The Duchess of Berry thought that a palace should be neither a barracks nor a convent nor a prison, and that even for a princess there is no happiness without liberty. She loved to go out without an escort, to take walks, to visit the shops, to go to the little theatres, to make country parties. She was like a bird in a gilded cage, which often escapes and returns with pleasure only because it has escaped. She was neither worn out nor blasee; everything interested her, everything made her gay; she saw only the good side of things. In her all was young—mind, character, imagination, heart. Thus she knew none of those vague disquietudes, that causeless melancholy, that unreasoned sadness, from which suffer so many queens and so many princesses on the steps of a throne.

Gracious and simple in her manners, modest in her bearing, more inclined to laughter and smiles than to sobs and tears, satisfied with her lot despite her widowhood, she felt happy in being a princess, in being a mother, in being in France. Flattered by the homage addressed to her on all sides, but without haughty pride in it, she protected art and letters with out pedantry, rejuvenated the court, embellished the city, spread animation wherever she was seen, and appeared to the people like a seductive enchantress. Those who were at her receptions found themselves not in the presence of a coldly and solemnly majestic princess, but of an accomplished mistress of the house bent on making her salon agreeable to her guests. There was in her nothing to abash, and by her gracious aspect, her extreme affability, she knew how to put those with whom she talked at their ease, while wholly preserving her own rank. She was not only polite, she was engaging, always seeking to say something flattering or kindly to those who had the honor to approach her. If she visited a studio, she congratulated the artist; in a shop she made many purchases and talked with the merchants with a grace more charming to them, perhaps, than even her extreme liberality. If she went to a theatre, she enjoyed herself like a child. The select little fetes given by her always had a character of special originality and gaiety.

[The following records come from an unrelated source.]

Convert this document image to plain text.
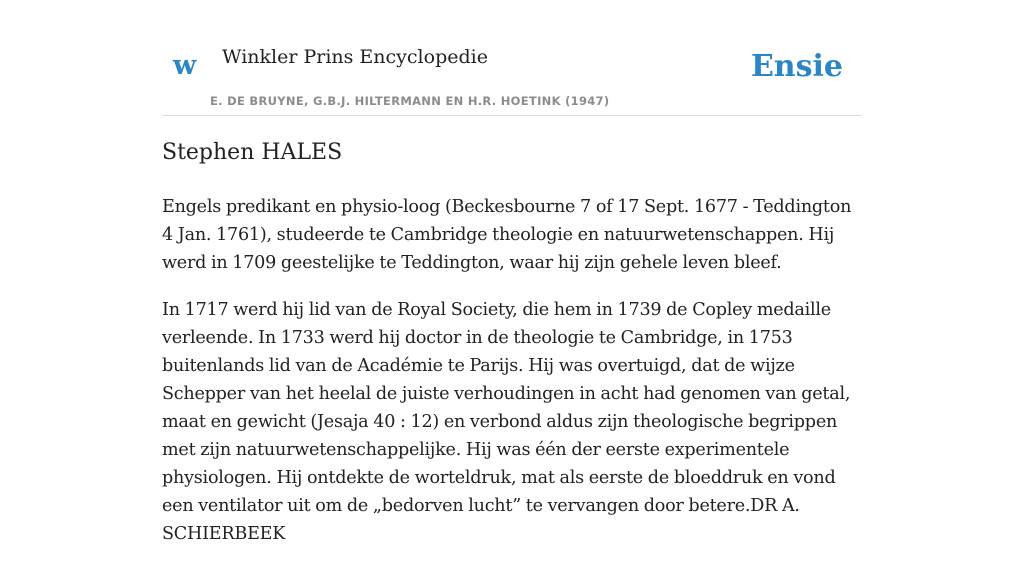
w Winkler Prins Encyclopedie
E. DE BRUYNE, G.B.J. HILTERMANN EN H.R. HOETINK (1947)
Ensie
Stephen HALES

Engels predikant en physio-loog (Beckesbourne 7 of 17 Sept. 1677 - Teddington 4 Jan. 1761), studeerde te Cambridge theologie en natuurwetenschappen. Hij werd in 1709 geestelijke te Teddington, waar hij zijn gehele leven bleef.

In 1717 werd hij lid van de Royal Society, die hem in 1739 de Copley medaille verleende. In 1733 werd hij doctor in de theologie te Cambridge, in 1753 buitenlands lid van de Académie te Parijs. Hij was overtuigd, dat de wijze Schepper van het heelal de juiste verhoudingen in acht had genomen van getal, maat en gewicht (Jesaja 40 : 12) en verbond aldus zijn theologische begrippen met zijn natuurwetenschappelijke. Hij was één der eerste experimentele physiologen. Hij ontdekte de worteldruk, mat als eerste de bloeddruk en vond een ventilator uit om de „bedorven lucht” te vervangen door betere.DR A. SCHIERBEEK
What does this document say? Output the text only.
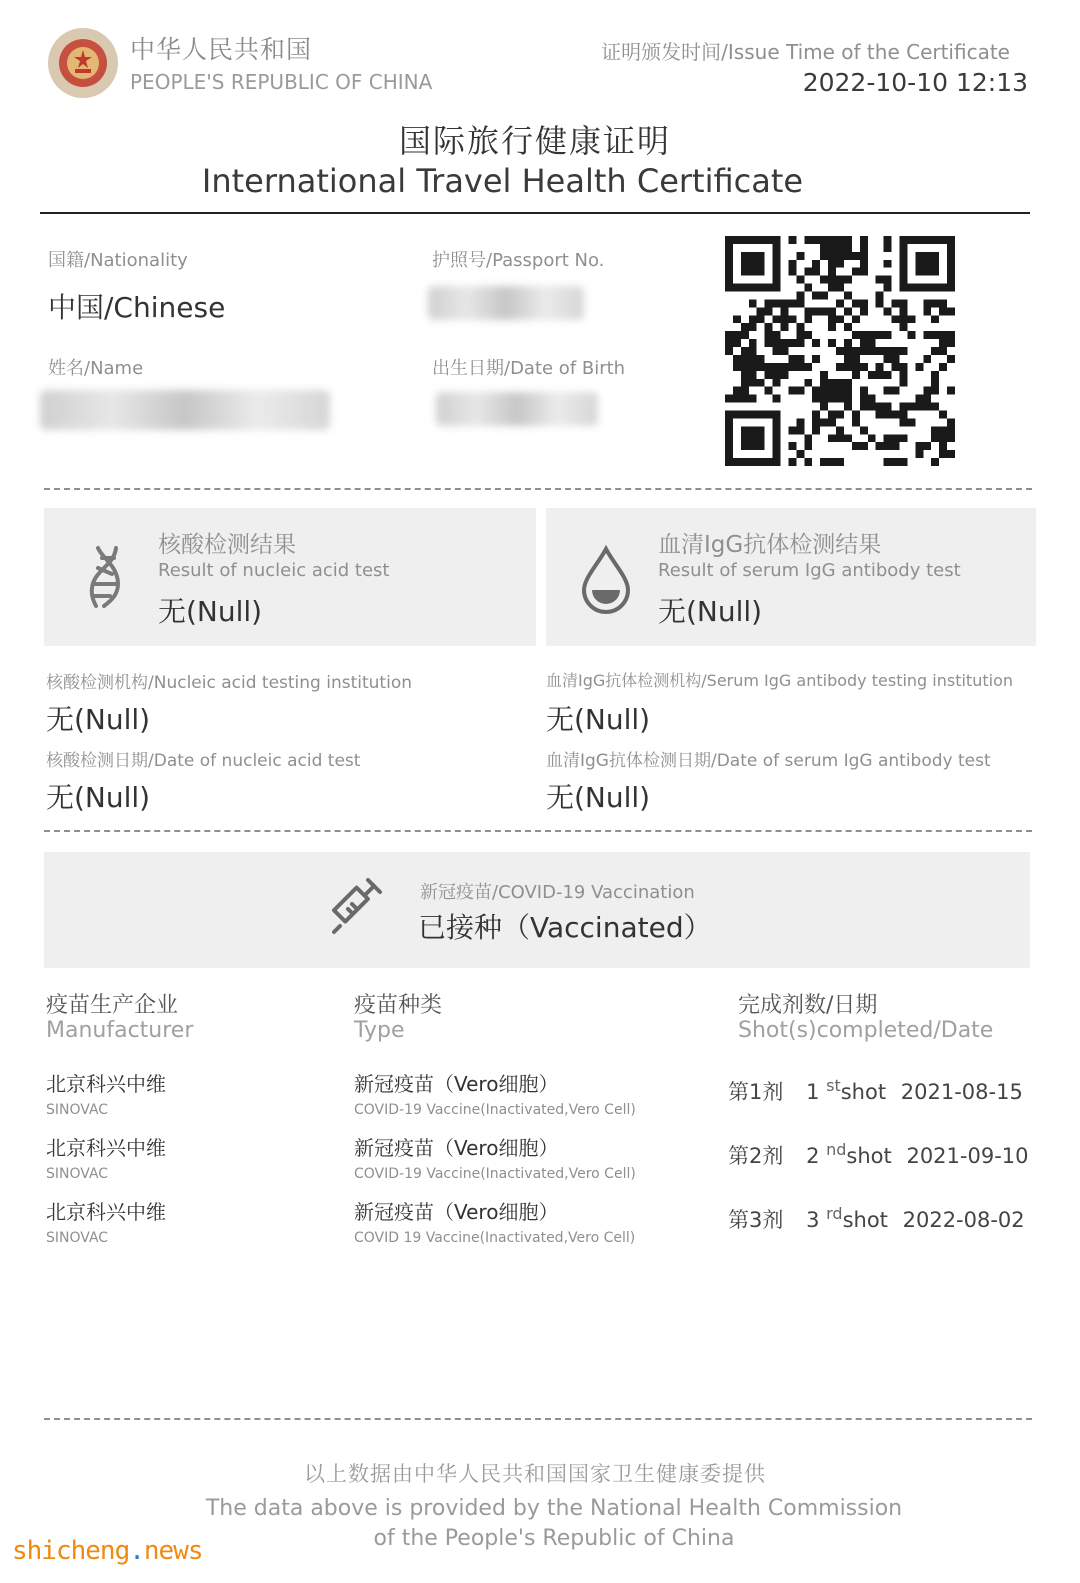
中华人民共和国
PEOPLE'S REPUBLIC OF CHINA
证明颁发时间/Issue Time of the Certificate
2022-10-10 12:13
国际旅行健康证明
International Travel Health Certificate
国籍/Nationality
中国/Chinese
护照号/Passport No.
姓名/Name	出生日期/Date of Birth
核酸检测结果
Result of nucleic acid test
无(Null)
血清IgG抗体检测结果
Result of serum IgG antibody test
无(Null)
核酸检测机构/Nucleic acid testing institution
无(Null)
核酸检测日期/Date of nucleic acid test
无(Null)
血清IgG抗体检测机构/Serum IgG antibody testing institution
无(Null)
血清IgG抗体检测日期/Date of serum IgG antibody test
无(Null)
新冠疫苗/COVID-19 Vaccination
已接种（Vaccinated）
疫苗生产企业
Manufacturer
疫苗种类
Type
完成剂数/日期
Shot(s)completed/Date
北京科兴中维
SINOVAC
新冠疫苗（Vero细胞）
COVID-19 Vaccine(Inactivated,Vero Cell)
第1剂 1 $^{st}$shot 2021-08-15
北京科兴中维
SINOVAC
新冠疫苗（Vero细胞）
COVID-19 Vaccine(Inactivated,Vero Cell)
第2剂 2 $^{nd}$shot 2021-09-10
北京科兴中维
SINOVAC
新冠疫苗（Vero细胞）
COVID 19 Vaccine(Inactivated,Vero Cell)
第3剂 3 $^{rd}$shot 2022-08-02
以上数据由中华人民共和国国家卫生健康委提供
The data above is provided by the National Health Commission
of the People's Republic of China
shicheng.news
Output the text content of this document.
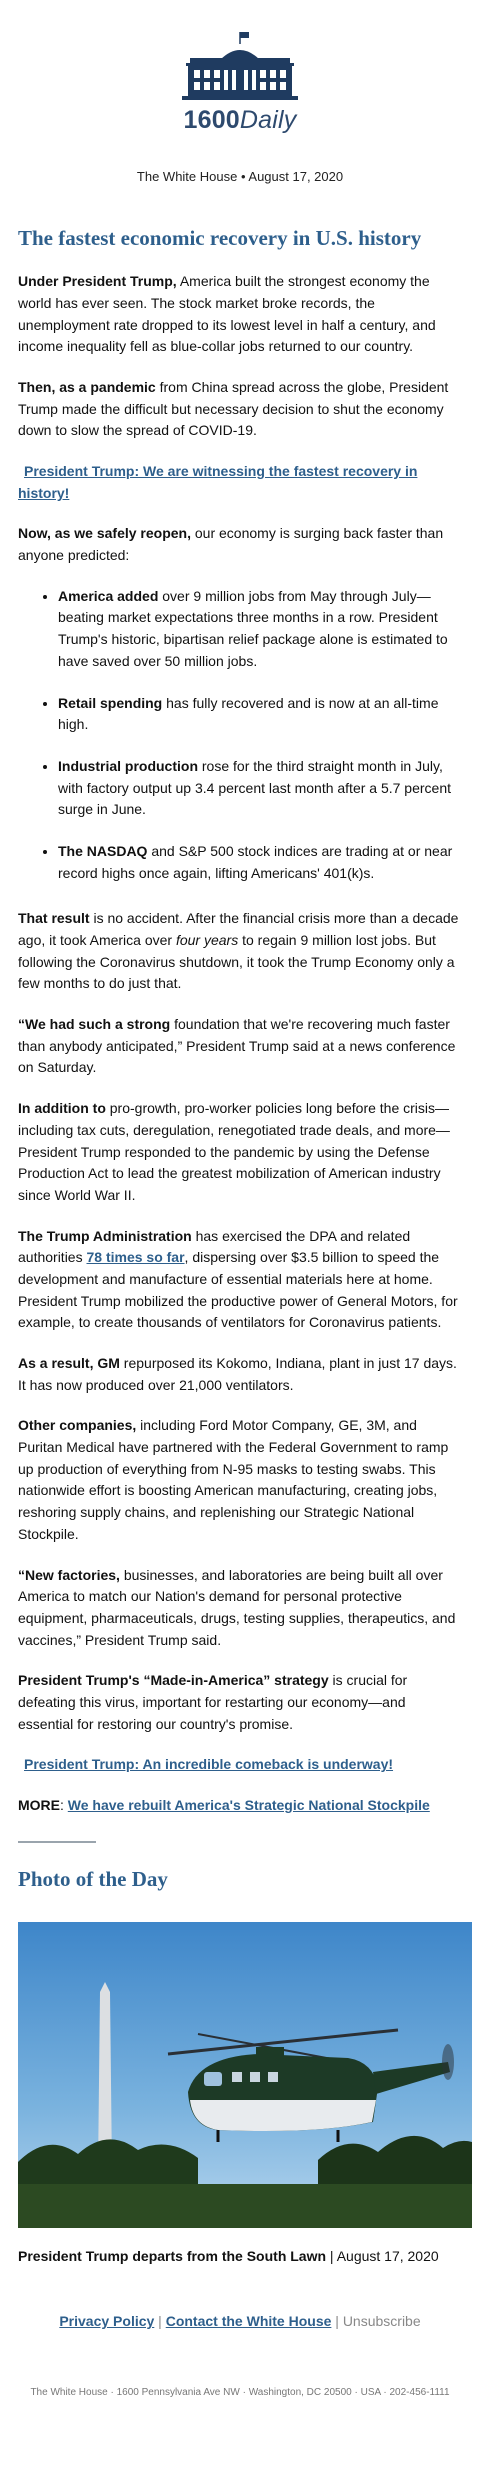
1600Daily
The White House • August 17, 2020
The fastest economic recovery in U.S. history

Under President Trump, America built the strongest economy the world has ever seen. The stock market broke records, the unemployment rate dropped to its lowest level in half a century, and income inequality fell as blue-collar jobs returned to our country.

Then, as a pandemic from China spread across the globe, President Trump made the difficult but necessary decision to shut the economy down to slow the spread of COVID-19.

President Trump: We are witnessing the fastest recovery in history!

Now, as we safely reopen, our economy is surging back faster than anyone predicted:

• America added over 9 million jobs from May through July—beating market expectations three months in a row. President Trump's historic, bipartisan relief package alone is estimated to have saved over 50 million jobs.
• Retail spending has fully recovered and is now at an all-time high.
• Industrial production rose for the third straight month in July, with factory output up 3.4 percent last month after a 5.7 percent surge in June.
• The NASDAQ and S&P 500 stock indices are trading at or near record highs once again, lifting Americans' 401(k)s.

That result is no accident. After the financial crisis more than a decade ago, it took America over four years to regain 9 million lost jobs. But following the Coronavirus shutdown, it took the Trump Economy only a few months to do just that.

“We had such a strong foundation that we're recovering much faster than anybody anticipated,” President Trump said at a news conference on Saturday.

In addition to pro-growth, pro-worker policies long before the crisis—including tax cuts, deregulation, renegotiated trade deals, and more—President Trump responded to the pandemic by using the Defense Production Act to lead the greatest mobilization of American industry since World War II.

The Trump Administration has exercised the DPA and related authorities 78 times so far, dispersing over $3.5 billion to speed the development and manufacture of essential materials here at home. President Trump mobilized the productive power of General Motors, for example, to create thousands of ventilators for Coronavirus patients.

As a result, GM repurposed its Kokomo, Indiana, plant in just 17 days. It has now produced over 21,000 ventilators.

Other companies, including Ford Motor Company, GE, 3M, and Puritan Medical have partnered with the Federal Government to ramp up production of everything from N-95 masks to testing swabs. This nationwide effort is boosting American manufacturing, creating jobs, reshoring supply chains, and replenishing our Strategic National Stockpile.

“New factories, businesses, and laboratories are being built all over America to match our Nation's demand for personal protective equipment, pharmaceuticals, drugs, testing supplies, therapeutics, and vaccines,” President Trump said.

President Trump's “Made-in-America” strategy is crucial for defeating this virus, important for restarting our economy—and essential for restoring our country's promise.

President Trump: An incredible comeback is underway!

MORE: We have rebuilt America's Strategic National Stockpile

Photo of the Day

President Trump departs from the South Lawn | August 17, 2020

Privacy Policy | Contact the White House | Unsubscribe
The White House · 1600 Pennsylvania Ave NW · Washington, DC 20500 · USA · 202-456-1111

The Dauphiness had a higher rank at court than Madame, because she was married to the heir of the throne. But as she took much less interest in social matters, she did not shine with so much eclat. The Duchess of Berry was the queen of elegance. In all questions of adornment, toilet, furniture, she set the fashion. A commission as "tradesman of Madame" was the dream of all the merchants. Sometimes, on New Year's Day, her purchases at the chief shops were announced in the Moniteur. There were hardly any chroniques in the journals under the Restoration. A simple "item" sufficed for an account of the most dazzling fetes. If the customs of the newspapers had been under the reign of Charles X. what they are now, the Duchess of Berry would have filled all the "society notes," and the objective point of every "reporter," to use an American expression, would have been the Pavillon de Marsan, the "Little Chateau," as it was then called. There indeed shone in all their splendor the stars of French and foreign nobility, the women who possessed all sorts of aristocracy—of birth, of fortune, of wit, and of beauty. This little circle of luxury and elegance excited less jealousy and less criticism than did the intimate society of Marie Antoinette in the last part of the old regime, because in the Queen's time, to frequent the Petit Trianon was the road to honors, while under Charles X. the intimates of the Pavillon de Marsan did not make their social pleasures the stepping-stone to fortune.

The Duchess of Berry never meddled in politics. Doubtless her sympathies, like those of the Dauphiness, were with the Right, but she exercised no influence on the appointment of ministers and functionaries. Charles X. never consulted her about public affairs; the idea would never have occurred to the old King to ask counsel of so young and inexperienced a woman.